De NPR 2578 is gebaseerd op de structuur van NEN-EN 12817. Daarbij zijn taken, verantwoordelijkheden en bevoegdheden van personen en organisaties, kwalificaties van uitvoerend personeel, uitvoering en beoordelingscriteria verder gespecificeerd. Op grond van NEN-EN 12817 moet elke installatie worden opgenomen in een onderhoudsschema. Een onderhoudsschema omvat procedures voor inspectie van een opslagtank, de omvang van de inspectie van de opslagtank en appendages en aandachtspunten voor de inspectie op locatie.
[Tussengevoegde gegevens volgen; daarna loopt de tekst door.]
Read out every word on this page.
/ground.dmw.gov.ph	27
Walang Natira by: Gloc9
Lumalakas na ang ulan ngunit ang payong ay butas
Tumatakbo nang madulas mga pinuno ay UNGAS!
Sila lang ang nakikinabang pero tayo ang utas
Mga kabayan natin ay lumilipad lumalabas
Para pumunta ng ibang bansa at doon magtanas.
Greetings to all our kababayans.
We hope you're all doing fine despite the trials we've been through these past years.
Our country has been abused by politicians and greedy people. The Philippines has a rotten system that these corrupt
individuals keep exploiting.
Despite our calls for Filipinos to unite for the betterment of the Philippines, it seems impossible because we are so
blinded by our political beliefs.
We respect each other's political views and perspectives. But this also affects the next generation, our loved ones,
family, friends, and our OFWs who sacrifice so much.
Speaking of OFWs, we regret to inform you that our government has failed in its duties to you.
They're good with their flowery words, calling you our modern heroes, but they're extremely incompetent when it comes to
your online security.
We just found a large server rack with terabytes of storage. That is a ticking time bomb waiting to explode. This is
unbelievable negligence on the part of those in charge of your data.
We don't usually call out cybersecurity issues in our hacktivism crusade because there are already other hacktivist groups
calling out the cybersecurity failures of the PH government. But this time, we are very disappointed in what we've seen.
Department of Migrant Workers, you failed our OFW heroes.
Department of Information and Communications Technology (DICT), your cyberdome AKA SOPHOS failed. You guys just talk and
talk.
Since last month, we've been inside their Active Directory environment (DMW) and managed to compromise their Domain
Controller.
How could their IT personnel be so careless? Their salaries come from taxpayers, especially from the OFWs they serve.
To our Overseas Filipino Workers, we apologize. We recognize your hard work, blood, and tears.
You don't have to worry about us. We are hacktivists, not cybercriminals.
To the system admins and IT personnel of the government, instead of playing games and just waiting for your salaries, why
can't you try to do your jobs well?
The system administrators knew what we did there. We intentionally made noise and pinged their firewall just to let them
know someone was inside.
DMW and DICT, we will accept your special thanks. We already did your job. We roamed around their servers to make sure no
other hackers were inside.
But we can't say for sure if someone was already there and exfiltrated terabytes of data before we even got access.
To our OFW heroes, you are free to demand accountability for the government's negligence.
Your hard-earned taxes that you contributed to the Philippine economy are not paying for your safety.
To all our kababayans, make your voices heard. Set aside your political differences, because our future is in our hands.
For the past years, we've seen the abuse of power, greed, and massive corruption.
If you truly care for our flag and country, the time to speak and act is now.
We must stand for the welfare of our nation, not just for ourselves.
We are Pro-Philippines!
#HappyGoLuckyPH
Uitgangspunt van de praktijkrichtlijn is dat bepaalde propaaninstallaties ook gebruikt worden door personen zonder specifieke instructie of opleiding. Dit geldt vooral voor de kleinere propaaninstallaties. Een veilige bediening van de installaties moet daarom ook worden gewaarborgd door de technische integriteit. Basis daarvoor ligt in het WBDA, waarna dit blijvend is gegarandeerd door het in de gebruiksfase volgen van de onderhoudsschema's uit de NPR 2578. Door in deze regeling vast te leggen dat beheer en onderhoud van een opslagtank voor propaan, inclusief alle bijbehorende installatieonderdelen, moet worden uitgevoerd overeenkomstig de praktijkrichtlijn, is de technische integriteit van de gehele installatie gewaarborgd.

Relevante documenten

Volgens het WBDA moeten alle documenten over de bouw, de intredekeuring, de herkeuringen en de aanwijzingen voor gebruik van een opslagtank voor propeen in bezit zijn van de gebruiker. Dit voorschrift in de regeling voegt daar aan toe dat ook de bevindingen van uitgevoerd onderhoud moeten worden bewaard. Daarnaast is voorgeschreven dat relevante documenten in een installatieboek moeten zijn opgenomen. Dit heeft tot doel dat in de loop van de levensduur van de installatie een overzichtelijk logboek wordt opgebouwd. Het verhoogt het inzicht in de installatie, de goede bedrijfsvoering en het adequaat handelen tijdens storingen of incidenten.

In de praktijk komt het regelmatig voor dat een propeeninstallatie eigendom is van de gasleverancier, welke ook voor het beheer en onderhoud zorg draagt. In dergelijke gevallen beschikt de gebruiker niet altijd over het volledige dossier van de installatie. Het verdient aanbeveling om in die situaties een controlebezoek aan te kondigen, zodat de noodzakelijke documenten voor inzage beschikbaar zijn.